I’m 43 years old, and I’ve been consuming technology products and working in tech basically my entire life, minus a year and a half where I worked for a catalog that sold garden gnomes. Nobody’s perfect.
But the “tech industry”, if that’s still a thing we can demarcate, has some real existential problems right now, the main one being that it appears to be completely out of ideas. Well, maybe not so much out of ideas, but out of ideas that aren’t just various commercialized versions of tech products and platforms senior executives read about or saw in movies as kids.

Elon Musk and Sam Altman are two of the most well-capitalized guys on the planet. No matter how much money they lose, for whatever reason investors are happy to continue shoveling money into whatever they want to do, and that comes at a pretty significant opportunity cost — try getting a job in technology right now that isn’t about generative AI, for instance. It’s doable (I did it!), but it’s really, really hard. But these two guys are really sucking up just an almost incomprehensible amount of venture capital and pouring it into… I guess NVIDIA? And that definitely has a non-trivial effect on the marketplace of available ideas.

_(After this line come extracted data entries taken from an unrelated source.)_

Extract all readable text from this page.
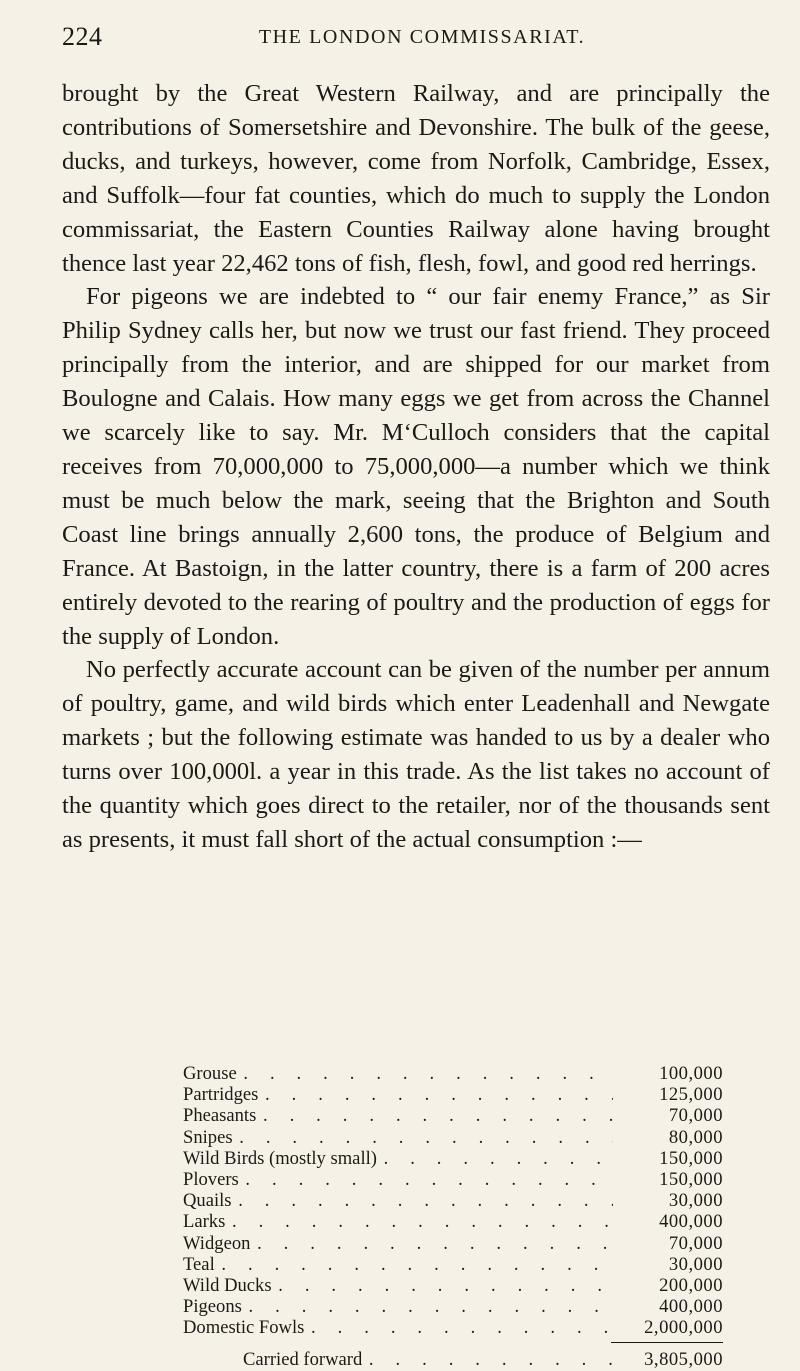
224	THE LONDON COMMISSARIAT.

brought by the Great Western Railway, and are principally the contributions of Somersetshire and Devonshire. The bulk of the geese, ducks, and turkeys, however, come from Norfolk, Cambridge, Essex, and Suffolk—four fat counties, which do much to supply the London commissariat, the Eastern Counties Railway alone having brought thence last year 22,462 tons of fish, flesh, fowl, and good red herrings.

For pigeons we are indebted to “ our fair enemy France,” as Sir Philip Sydney calls her, but now we trust our fast friend. They proceed principally from the interior, and are shipped for our market from Boulogne and Calais. How many eggs we get from across the Channel we scarcely like to say. Mr. M‘Culloch considers that the capital receives from 70,000,000 to 75,000,000—a number which we think must be much below the mark, seeing that the Brighton and South Coast line brings annually 2,600 tons, the produce of Belgium and France. At Bastoign, in the latter country, there is a farm of 200 acres entirely devoted to the rearing of poultry and the production of eggs for the supply of London.

No perfectly accurate account can be given of the number per annum of poultry, game, and wild birds which enter Leadenhall and Newgate markets ; but the following estimate was handed to us by a dealer who turns over 100,000l. a year in this trade. As the list takes no account of the quantity which goes direct to the retailer, nor of the thousands sent as presents, it must fall short of the actual consumption :—

Grouse . .	100,000
Partridges . .	125,000
Pheasants . .	70,000
Snipes . .	80,000
Wild Birds (mostly small) . .	150,000
Plovers . .	150,000
Quails . .	30,000
Larks . .	400,000
Widgeon . .	70,000
Teal . .	30,000
Wild Ducks . .	200,000
Pigeons . .	400,000
Domestic Fowls . .	2,000,000
Carried forward . .	3,805,000
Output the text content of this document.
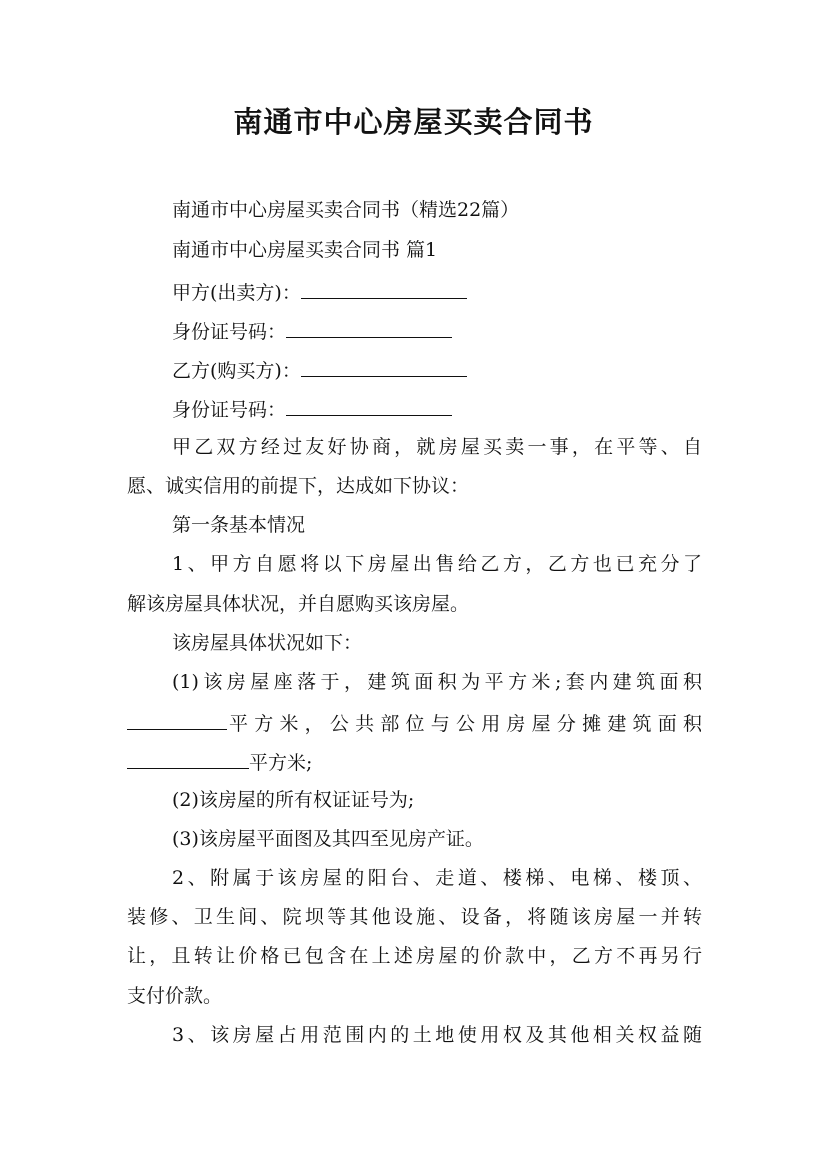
南通市中心房屋买卖合同书
南通市中心房屋买卖合同书（精选22篇）
南通市中心房屋买卖合同书 篇1
甲方(出卖方)：
身份证号码：
乙方(购买方)：
身份证号码：
甲乙双方经过友好协商，就房屋买卖一事，在平等、自
愿、诚实信用的前提下，达成如下协议：
第一条基本情况
1、甲方自愿将以下房屋出售给乙方，乙方也已充分了
解该房屋具体状况，并自愿购买该房屋。
该房屋具体状况如下：
(1)该房屋座落于，建筑面积为平方米;套内建筑面积
平方米，公共部位与公用房屋分摊建筑面积
平方米;
(2)该房屋的所有权证证号为;
(3)该房屋平面图及其四至见房产证。
2、附属于该房屋的阳台、走道、楼梯、电梯、楼顶、
装修、卫生间、院坝等其他设施、设备，将随该房屋一并转
让，且转让价格已包含在上述房屋的价款中，乙方不再另行
支付价款。
3、该房屋占用范围内的土地使用权及其他相关权益随
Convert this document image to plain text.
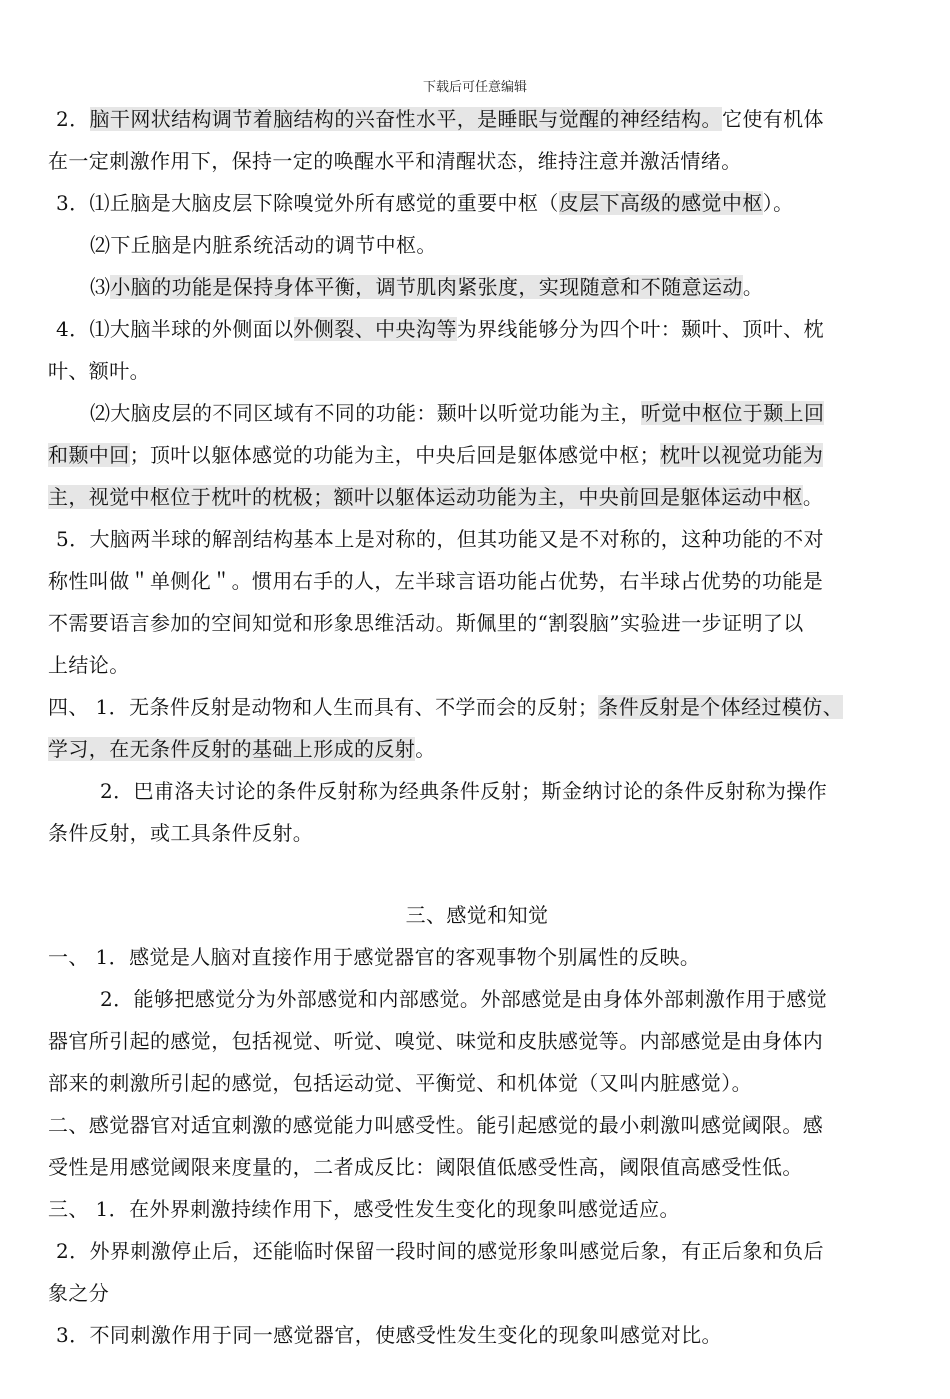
下载后可任意编辑
2．脑干网状结构调节着脑结构的兴奋性水平，是睡眠与觉醒的神经结构。它使有机体
在一定刺激作用下，保持一定的唤醒水平和清醒状态，维持注意并激活情绪。
3．⑴丘脑是大脑皮层下除嗅觉外所有感觉的重要中枢（皮层下高级的感觉中枢）。
⑵下丘脑是内脏系统活动的调节中枢。
⑶小脑的功能是保持身体平衡，调节肌肉紧张度，实现随意和不随意运动。
4．⑴大脑半球的外侧面以外侧裂、中央沟等为界线能够分为四个叶：颞叶、顶叶、枕
叶、额叶。
⑵大脑皮层的不同区域有不同的功能：颞叶以听觉功能为主，听觉中枢位于颞上回
和颞中回；顶叶以躯体感觉的功能为主，中央后回是躯体感觉中枢；枕叶以视觉功能为
主，视觉中枢位于枕叶的枕极；额叶以躯体运动功能为主，中央前回是躯体运动中枢。
5．大脑两半球的解剖结构基本上是对称的，但其功能又是不对称的，这种功能的不对
称性叫做＂单侧化＂。惯用右手的人，左半球言语功能占优势，右半球占优势的功能是
不需要语言参加的空间知觉和形象思维活动。斯佩里的“割裂脑”实验进一步证明了以
上结论。
四、 1．无条件反射是动物和人生而具有、不学而会的反射；条件反射是个体经过模仿、
学习，在无条件反射的基础上形成的反射。
2．巴甫洛夫讨论的条件反射称为经典条件反射；斯金纳讨论的条件反射称为操作
条件反射，或工具条件反射。
三、感觉和知觉
一、 1．感觉是人脑对直接作用于感觉器官的客观事物个别属性的反映。
2．能够把感觉分为外部感觉和内部感觉。外部感觉是由身体外部刺激作用于感觉
器官所引起的感觉，包括视觉、听觉、嗅觉、味觉和皮肤感觉等。内部感觉是由身体内
部来的刺激所引起的感觉，包括运动觉、平衡觉、和机体觉（又叫内脏感觉）。
二、感觉器官对适宜刺激的感觉能力叫感受性。能引起感觉的最小刺激叫感觉阈限。感
受性是用感觉阈限来度量的，二者成反比：阈限值低感受性高，阈限值高感受性低。
三、 1．在外界刺激持续作用下，感受性发生变化的现象叫感觉适应。
2．外界刺激停止后，还能临时保留一段时间的感觉形象叫感觉后象，有正后象和负后
象之分
3．不同刺激作用于同一感觉器官，使感受性发生变化的现象叫感觉对比。
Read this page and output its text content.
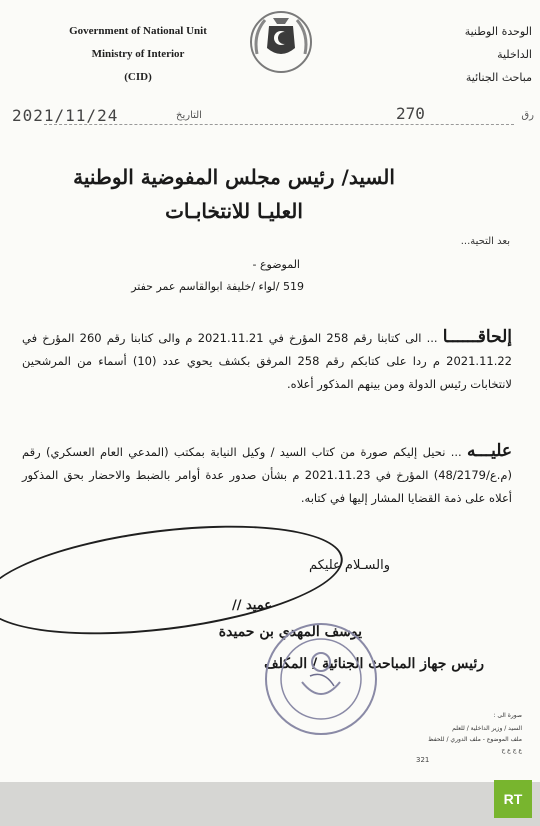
Government of National Unit
Ministry of Interior
(CID)
الوحدة الوطنية
الداخلية
مباحث الجنائية
2021/11/24	التاريخ	270	رق
السيد/ رئيس مجلس المفوضية الوطنية
العليـا للانتخابـات
بعد التحية...
الموضوع -
519 /لواء /خليفة ابوالقاسم عمر حفتر
إلحاقــــــا ... الى كتابنا رقم 258 المؤرخ في 2021.11.21 م والى كتابنا رقم 260 المؤرخ في 2021.11.22 م ردا على كتابكم رقم 258 المرفق بكشف يحوي عدد (10) أسماء من المرشحين لانتخابات رئيس الدولة ومن بينهم المذكور أعلاه.
عليـــه ... نحيل إليكم صورة من كتاب السيد / وكيل النيابة بمكتب (المدعي العام العسكري) رقم (م.ع/48/2179) المؤرخ في 2021.11.23 م بشأن صدور عدة أوامر بالضبط والاحضار بحق المذكور أعلاه على ذمة القضايا المشار إليها في كتابه.
والسـلام عليكم
عميد //
يوسف المهدي بن حميدة
رئيس جهاز المباحث الجنائية / المكلف
صورة الى :
السيد / وزير الداخلية / للعلم
ملف الموضوع - ملف الدوري / للحفظ
ع ج ع ح
321
RT
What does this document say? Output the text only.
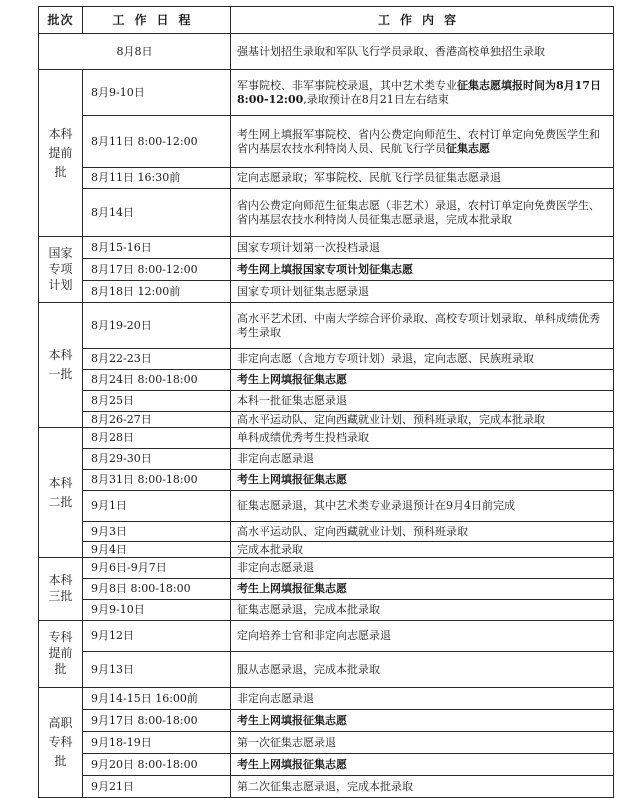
批次	工作日程	工作内容
8月8日		强基计划招生录取和军队飞行学员录取、香港高校单独招生录取
本科提前批	8月9-10日	军事院校、非军事院校录退，其中艺术类专业征集志愿填报时间为8月17日8:00-12:00,录取预计在8月21日左右结束
	8月11日 8:00-12:00	考生网上填报军事院校、省内公费定向师范生、农村订单定向免费医学生和省内基层农技水利特岗人员、民航飞行学员征集志愿
	8月11日 16:30前	定向志愿录取；军事院校、民航飞行学员征集志愿录退
	8月14日	省内公费定向师范生征集志愿（非艺术）录退，农村订单定向免费医学生、省内基层农技水利特岗人员征集志愿录退，完成本批录取
国家专项计划	8月15-16日	国家专项计划第一次投档录退
	8月17日 8:00-12:00	考生网上填报国家专项计划征集志愿
	8月18日 12:00前	国家专项计划征集志愿录退
本科一批	8月19-20日	高水平艺术团、中南大学综合评价录取、高校专项计划录取、单科成绩优秀考生录取
	8月22-23日	非定向志愿（含地方专项计划）录退，定向志愿、民族班录取
	8月24日 8:00-18:00	考生上网填报征集志愿
	8月25日	本科一批征集志愿录退
	8月26-27日	高水平运动队、定向西藏就业计划、预科班录取，完成本批录取
本科二批	8月28日	单科成绩优秀考生投档录取
	8月29-30日	非定向志愿录退
	8月31日 8:00-18:00	考生上网填报征集志愿
	9月1日	征集志愿录退，其中艺术类专业录退预计在9月4日前完成
	9月3日	高水平运动队、定向西藏就业计划、预科班录取
	9月4日	完成本批录取
本科三批	9月6日-9月7日	非定向志愿录退
	9月8日 8:00-18:00	考生上网填报征集志愿
	9月9-10日	征集志愿录退，完成本批录取
专科提前批	9月12日	定向培养士官和非定向志愿录退
	9月13日	服从志愿录退，完成本批录取
高职专科批	9月14-15日 16:00前	非定向志愿录退
	9月17日 8:00-18:00	考生上网填报征集志愿
	9月18-19日	第一次征集志愿录退
	9月20日 8:00-18:00	考生上网填报征集志愿
	9月21日	第二次征集志愿录退，完成本批录取
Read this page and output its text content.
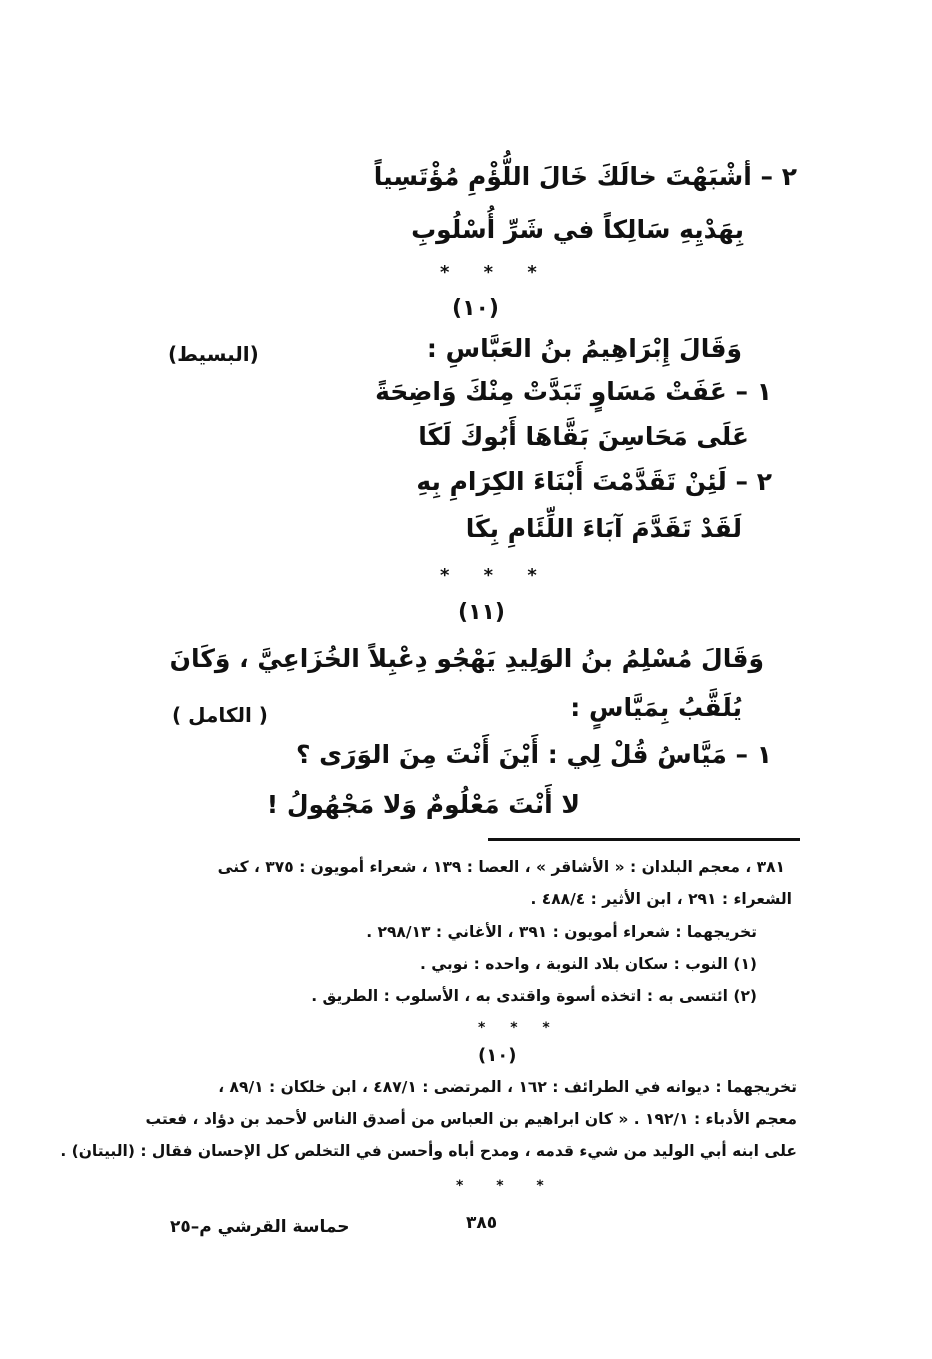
٢ – أشْبَهْتَ خالَكَ خَالَ اللُّؤْمِ مُؤْتَسِياً
بِهَدْيِهِ سَالِكاً في شَرِّ أُسْلُوبِ
* * *
(١٠)
وَقَالَ إِبْرَاهِيمُ بنُ العَبَّاسِ :
(البسيط)
١ – عَفَتْ مَسَاوٍ تَبَدَّتْ مِنْكَ وَاضِحَةً
عَلَى مَحَاسِنَ بَقَّاهَا أَبُوكَ لَكَا
٢ – لَئِنْ تَقَدَّمْتَ أَبْنَاءَ الكِرَامِ بِهِ
لَقَدْ تَقَدَّمَ آبَاءَ اللِّئَامِ بِكَا
* * *
(١١)
وَقَالَ مُسْلِمُ بنُ الوَلِيدِ يَهْجُو دِعْبِلاً الخُزَاعِيَّ ، وَكَانَ
يُلَقَّبُ بِمَيَّاسٍ :
( الكامل )
١ – مَيَّاسُ قُلْ لِي : أَيْنَ أَنْتَ مِنَ الوَرَى ؟
لا أَنْتَ مَعْلُومٌ وَلا مَجْهُولُ !
٣٨١ ، معجم البلدان : « الأشاقر » ، العصا : ١٣٩ ، شعراء أمويون : ٣٧٥ ، كنى
الشعراء : ٢٩١ ، ابن الأثير : ٤٨٨/٤ .
تخريجهما : شعراء أمويون : ٣٩١ ، الأغاني : ٢٩٨/١٣ .
(١) النوب : سكان بلاد النوبة ، واحده : نوبي .
(٢) ائتسى به : اتخذه أسوة واقتدى به ، الأسلوب : الطريق .
* * *
(١٠)
تخريجهما : ديوانه في الطرائف : ١٦٢ ، المرتضى : ٤٨٧/١ ، ابن خلكان : ٨٩/١ ،
معجم الأدباء : ١٩٢/١ . « كان ابراهيم بن العباس من أصدق الناس لأحمد بن دؤاد ، فعتب
على ابنه أبي الوليد من شيء قدمه ، ومدح أباه وأحسن في التخلص كل الإحسان فقال : (البيتان) .
* * *
٣٨٥
حماسة القرشي م–٢٥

Still, the worst part is that… none of this is going anywhere, at all. These companies will probably, for a fairly long time, have really high paper values that these two guys (and others) will be able to use as collateral to borrow money, avoid taxes, and live like kings forever, sure. People will use ChatGPT, other people (probably less) will post on Twitter, and all of those people will make stupid cartoon pictures of themselves through prompts. Musk is cynical enough to know he needs to be integrated with the government — and in particular, defense — to generate the guaranteed, endless revenue stream he needs to finance his nerd fantasies, and he may succeed at that.
But… “the everything app” these guys are obsessed with is not coming. They’re not going to build it. No one is! There’s been a lot of corporate consolidation over the years (too much, in fact), but one thing that remains extremely numerous are apps. In the 2010s, Facebook clearly wanted to be “the everything app” — maybe it still does! But they had years to figure it out, infinite money, and an ambitious, sociopathic super-dork running the show, just like these guys — and they got nowhere at all with that.
We don’t need an everything app. We have an everything device, the phone. And all this capital is going towards trying to put an unnecessary, platform eliminating app layer on top of it even though (a) there’s nothing in it for consumers, who control some parts of their phone experience, and (b) there’s nothing in it for Apple or Google, who control the rest. The most incredible achievement Sam Altman has pulled off is convincing Wall Street (and the media, and even Apple and Google to some extent) that chatbots somehow undermine this moat, when they do not, at all, in any way. I mean… Facebook even tried to make a phone! They knew what was up!
(Search is different. Google dropped the ball on search and now their offering is bad enough, and hard enough to get value from, that ChatGPT’s bullshit machine is good enough for people, which is just an incredibly damning sign for the quality of search in 2025. But there’s actually money to be made/lost in someone getting search right, or at least less wrong than it is right now.)
This whole Ready-Player-One everything app idea is just a giant waste of money that will never turn into anything real. And real, interesting ideas and iterative improvements to things you’re actually going to use will continue to wither on the vine until we accept it and move on.